Some snippets for context (that I will post about later):
I have a startup idea. Before I produce an MVP, I’m going to make a pet project to test out the dev-environ that I’m predicting will be best fit.
At this point, I’ve chosen: Golang backend, AngularJS frontend, Twitter-Bootstrap for CSS, jQuery for final stage prettifying
Again, I will post later to this, but for now, I wanted a DB or general data store that was scalable and fast. So… MySQL?!?!? I mean… Cassandra, Hadoop, HBase, Riak, Voldemort, MongoDB, CouchDB, …
Why not MongoDB? I was itching to try MongoDB. It’s still growing, has a great marketing team (not a slight, you need to have buzz/devs using your product to have longevity), is easy to dev for… But my product has highly relational data. Besides, what data is truly monotonic? And who wants to deal with the MongoDB cliff for “Webscale”?

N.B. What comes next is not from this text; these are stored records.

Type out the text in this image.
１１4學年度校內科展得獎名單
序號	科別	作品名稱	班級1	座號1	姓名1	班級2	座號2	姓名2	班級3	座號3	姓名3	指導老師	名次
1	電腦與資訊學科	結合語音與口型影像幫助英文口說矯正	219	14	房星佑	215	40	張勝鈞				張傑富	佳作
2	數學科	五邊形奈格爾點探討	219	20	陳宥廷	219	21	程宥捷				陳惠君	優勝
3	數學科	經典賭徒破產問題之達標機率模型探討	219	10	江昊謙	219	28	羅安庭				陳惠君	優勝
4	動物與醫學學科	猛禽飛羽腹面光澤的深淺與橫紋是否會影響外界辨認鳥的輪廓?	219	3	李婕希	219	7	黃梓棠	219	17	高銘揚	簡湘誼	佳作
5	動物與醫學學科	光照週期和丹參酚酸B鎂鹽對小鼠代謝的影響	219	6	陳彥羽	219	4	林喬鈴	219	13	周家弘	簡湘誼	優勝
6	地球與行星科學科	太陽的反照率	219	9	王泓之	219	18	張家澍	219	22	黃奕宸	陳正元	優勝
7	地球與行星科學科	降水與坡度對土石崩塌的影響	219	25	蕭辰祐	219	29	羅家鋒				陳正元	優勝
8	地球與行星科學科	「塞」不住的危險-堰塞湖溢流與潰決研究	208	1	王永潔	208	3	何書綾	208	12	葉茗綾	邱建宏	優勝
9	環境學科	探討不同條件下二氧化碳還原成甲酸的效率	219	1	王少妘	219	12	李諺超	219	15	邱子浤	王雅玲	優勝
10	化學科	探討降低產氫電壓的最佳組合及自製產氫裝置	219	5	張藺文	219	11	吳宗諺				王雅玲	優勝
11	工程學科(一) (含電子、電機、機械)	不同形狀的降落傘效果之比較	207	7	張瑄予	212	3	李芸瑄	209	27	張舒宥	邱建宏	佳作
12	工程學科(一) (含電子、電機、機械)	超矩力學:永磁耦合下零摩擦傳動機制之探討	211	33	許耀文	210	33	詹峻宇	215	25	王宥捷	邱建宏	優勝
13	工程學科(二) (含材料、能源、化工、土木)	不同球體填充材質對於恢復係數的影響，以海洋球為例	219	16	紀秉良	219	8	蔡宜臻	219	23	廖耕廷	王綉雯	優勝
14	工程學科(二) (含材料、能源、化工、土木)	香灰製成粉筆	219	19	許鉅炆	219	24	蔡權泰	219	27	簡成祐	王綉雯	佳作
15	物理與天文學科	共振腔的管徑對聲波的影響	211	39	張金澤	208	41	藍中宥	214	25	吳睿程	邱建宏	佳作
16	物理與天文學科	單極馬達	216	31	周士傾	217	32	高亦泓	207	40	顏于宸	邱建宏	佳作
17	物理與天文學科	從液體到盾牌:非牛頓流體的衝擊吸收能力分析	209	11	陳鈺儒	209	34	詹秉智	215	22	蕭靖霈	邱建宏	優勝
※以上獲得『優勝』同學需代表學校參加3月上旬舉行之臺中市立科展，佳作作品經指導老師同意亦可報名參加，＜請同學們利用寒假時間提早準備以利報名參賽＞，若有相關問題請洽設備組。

So, Cassandra, right? I was very close to betting on Cassandra. Half open-source, half-Datastax, all passionate community. Started at Facebook. Backed by Apache. Blazing write speeds. Then, I read eBay’s excellent ideas on designing an app with Cassandra in mind, rather than retrofitting Cassandra to an app. Designing a database with queries in mind rather than data in mind seemed reasonable. Not natural, but reasonable. But immediately, I began to see issues. If I needed to denormalize data this once to serve a query, what about variable, more complex queries? For a typical webapp, there are only so many queries that need to so prepared, leading to a defined number of materialized views/denormalizations. Given that my value proposition is centered around the customizable specificity of the data itself, and more generally speaking, the more relational your data is, the less it makes sense to use Cassandra. Sure, for each specific use case, your performance may be an order of a magnitude higher… for the first twenty or so denormalizations. But what happens after 100? And do you really want to have 100 sets of duplicate data that is differently structured? Gaining faster reads via duplication is one thing. Gaining it through denormalization is an entirely different story.
Then I read about Twitter‘s decision. Digg‘s lesson. Facebook‘s efforts, especially as the originators of Cassandra. Youtube‘s Vitess. Let me simplify: Scale is a good problem to have. It means you have both a product and users. And the companies dealing with scale, have either stuck with a MySQL variant or are failing. I suspect because of Cassandra’s ineffectiveness as a general data store.
TL:DR? RDBMS has survived decades. There’s a reason. If bits of your data gains any meaning when connected with other bits of [your] data, and/or you want your app to be agile and able to pivot/add features at any point in the future without massive DB/code refactoring/rewrites, go old-school and use MySQL or a SQL variant. The DB gods have a sense of irony, it seems.